L’inquiétude grandit autour de la santé de Kizza Besigye, figure emblématique de l’opposition ougandaise, actuellement incarcéré. Son parti, le Front populaire pour la liberté (People’s Front for Freedom, PFF), a alerté, ce mardi, sur une dégradation jugée « critique » de l’état de santé de l’ancien candidat à la Présidentielle, évoquant une situation médicale préoccupante qui nécessiterait une prise en charge urgente et transparente.
Dans un message publié sur les réseaux sociaux, le PFF affirme que « la santé de [son] leader, le Dr Kizza Besigye, a atteint un stade critique et continue de se détériorer ». Selon le parti, l’opposant de 69 ans a été transféré dans la nuit de lundi à mardi de la prison de haute sécurité de Luzira, située dans la capitale Kampala, vers un établissement médical de la ville. Un transfert nocturne qui alimente les spéculations et renforce les craintes de ses soutiens quant à la gravité de son état.

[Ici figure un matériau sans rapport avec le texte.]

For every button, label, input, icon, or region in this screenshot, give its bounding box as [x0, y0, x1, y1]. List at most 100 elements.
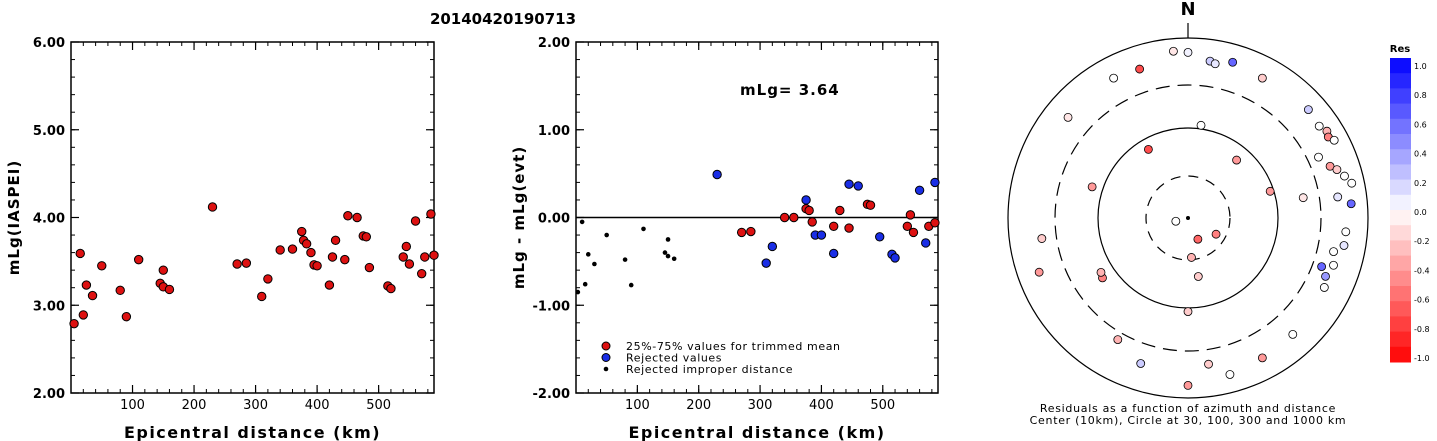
mlg-annotation: mLg= 3.64	[740, 81, 840, 99]
legend-label: 25%-75% values for trimmed mean	[626, 340, 841, 353]
data-point	[69, 318, 79, 329]
residual-point	[1228, 57, 1238, 67]
residual-point	[1063, 112, 1073, 122]
residual-point	[1329, 260, 1338, 270]
residual-point	[1257, 73, 1267, 83]
colorbar-title: Res	[1390, 44, 1410, 55]
colorbar-segment	[1390, 331, 1411, 348]
data-point	[582, 281, 588, 287]
data-point	[902, 221, 913, 231]
data-point	[767, 241, 778, 252]
residual-point	[1034, 267, 1044, 277]
data-point	[352, 212, 362, 223]
data-point	[779, 212, 790, 223]
residual-point	[1187, 253, 1196, 262]
residual-point	[1288, 329, 1298, 339]
x-tick-label: 500	[366, 398, 391, 413]
residual-point	[1329, 247, 1338, 257]
y-tick-label: 2.00	[33, 387, 65, 402]
colorbar-segment	[1390, 194, 1411, 211]
residual-point	[1210, 59, 1220, 69]
data-point	[575, 289, 581, 295]
y-axis-label: mLg - mLg(evt)	[510, 146, 528, 289]
colorbar-segment	[1390, 134, 1411, 150]
colorbar-tick-label: -0.4	[1414, 266, 1430, 275]
residual-point	[1347, 178, 1357, 188]
data-point	[398, 252, 408, 262]
residual-colorbar: Res 1.0 0.8 0.6 0.4 0.2 0.0 -0.2 -0.4 -0.6 -0.8 -1.…	[1390, 44, 1430, 363]
residual-point	[1340, 171, 1349, 181]
data-point	[324, 280, 335, 290]
colorbar-segment	[1390, 301, 1411, 317]
residual-point	[1169, 46, 1178, 56]
data-point	[914, 185, 925, 195]
data-point	[263, 274, 273, 284]
colorbar-segment	[1390, 58, 1411, 74]
x-tick-label: 200	[182, 398, 207, 413]
residual-point	[1333, 192, 1343, 202]
center-point	[1186, 216, 1190, 220]
x-tick-label: 300	[243, 398, 268, 413]
data-point	[865, 200, 876, 210]
data-point	[592, 261, 597, 267]
residual-point	[1113, 335, 1123, 344]
ring-30km	[1145, 175, 1231, 261]
data-point	[301, 239, 312, 249]
x-tick-label: 400	[809, 398, 834, 413]
data-point	[275, 245, 285, 255]
data-point	[364, 262, 375, 273]
residual-point	[1339, 241, 1349, 250]
data-point	[807, 217, 817, 227]
data-point	[890, 253, 900, 263]
data-point	[257, 291, 267, 302]
colorbar-segment	[1390, 270, 1411, 287]
data-point	[410, 216, 421, 226]
y-tick-label: 5.00	[33, 124, 65, 139]
residual-point	[1193, 234, 1203, 244]
y-tick-label: 1.00	[538, 124, 570, 139]
colorbar-tick-label: 0.4	[1414, 150, 1427, 159]
data-point	[816, 230, 827, 240]
data-point	[671, 256, 677, 262]
colorbar-segment	[1390, 255, 1411, 272]
data-point	[327, 252, 338, 262]
data-point	[746, 226, 756, 237]
data-point	[75, 248, 85, 259]
data-point	[853, 181, 863, 191]
residual-point	[1196, 120, 1206, 130]
colorbar-segment	[1390, 210, 1411, 226]
residual-point	[1193, 272, 1203, 281]
colorbar-segment	[1390, 88, 1411, 105]
data-point	[361, 232, 372, 242]
y-tick-label: 2.00	[538, 36, 570, 51]
y-tick-label: -1.00	[533, 299, 570, 314]
data-point	[579, 219, 585, 225]
data-point	[930, 218, 940, 228]
data-point	[97, 261, 107, 271]
data-point	[164, 284, 175, 295]
ring-300km	[1054, 84, 1322, 352]
data-point	[232, 259, 242, 269]
colorbar-tick-label: -0.6	[1414, 296, 1430, 305]
residual-point	[1204, 359, 1213, 369]
plot-frame	[70, 41, 435, 394]
y-tick-label: 4.00	[33, 212, 65, 227]
data-point	[641, 226, 646, 232]
colorbar-segment	[1390, 316, 1411, 333]
colorbar-tick-label: 0.0	[1414, 208, 1427, 217]
residual-point	[1321, 271, 1330, 281]
x-tick-label: 100	[625, 398, 650, 413]
data-point	[789, 212, 799, 223]
x-tick-label: 300	[748, 398, 773, 413]
colorbar-segment	[1390, 118, 1411, 135]
residual-point	[1087, 182, 1097, 192]
residual-point	[1135, 64, 1145, 74]
y-tick-label: 0.00	[538, 212, 570, 227]
data-point	[930, 177, 940, 188]
event-id-title: 20140420190713	[430, 10, 576, 28]
colorbar-segment	[1390, 179, 1411, 196]
x-axis-label: Epicentral distance (km)	[628, 423, 885, 441]
colorbar-tick-label: -0.8	[1414, 325, 1430, 334]
data-point	[115, 285, 125, 296]
residual-point	[1346, 199, 1356, 209]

Une détention au cœur de fortes tensions politiques
Kizza Besigye est détenu depuis novembre 2024. Il est poursuivi pour conspiration en vue de renverser le gouvernement ougandais et attend son procès pour trahison. Des accusations qu’il rejette fermement, les qualifiant de purement politiques. Pour ses partisans, cette détention s’inscrit dans une longue série de pressions et de poursuites judiciaires visant à réduire au silence l’une des voix les plus critiques du régime du Président Yoweri Museveni tout fraîchement réélu pour un septième mandat.
Le Front populaire pour la liberté dénonce également ce qu’il considère comme une violation des droits fondamentaux de l’opposant. Le parti exige que les médecins personnels de Kizza Besigye ainsi que les membres de sa famille puissent lui rendre visite « sans restriction ». Selon le PFF, l’ancien candidat à la Présidentielle « se voit refuser son droit à la dignité médicale », une formule qui suggère des conditions de prise en charge jugées insuffisantes ou inadaptées à son état.
Les autorités pénitentiaires minimisent
Face à ces accusations, les autorités ougandaises tentent de rassurer. Un porte-parole du système pénitentiaire a nié toute aggravation sérieuse de l’état de santé de Kizza Besigye. Il a décrit la visite nocturne à l’hôpital comme un simple « bilan de santé », rejetant l’idée d’une urgence médicale majeure. Une version des faits contestée par le parti de l’opposant, qui maintient que la situation est bien plus grave que ce que laissent entendre les autorités.
Ce décalage entre les déclarations officielles et celles de l’opposition contribue à nourrir la méfiance dans un pays où les relations entre le pouvoir et ses opposants sont marquées par une longue histoire de tensions, d’arrestations et d’accusations de répression politique.
Une figure historique de l’opposition ougandaise
Médecin de formation et ancien officier de l’armée ougandaise, Kizza Besigye occupe une place singulière dans la vie politique du pays. Il fut autrefois le médecin personnel du Président Yoweri Museveni, avant de devenir l’un de ses critiques les plus virulents. Ancien président du Forum pour le changement démocratique (FDC), longtemps principal parti d’opposition, il s’est imposé au fil des années comme l’un des principaux visages de la contestation du pouvoir en place.
Candidat à plusieurs reprises à l’élection présidentielle, Kizza Besigye s’est présenté pour la dernière fois en 2016. Il avait ensuite déclaré que participer à des élections en Ouganda était devenu « une perte de temps », estimant que le pays était dirigé par un leader autoritaire dont le maintien au pouvoir repose avant tout sur les forces armées et les services de sécurité.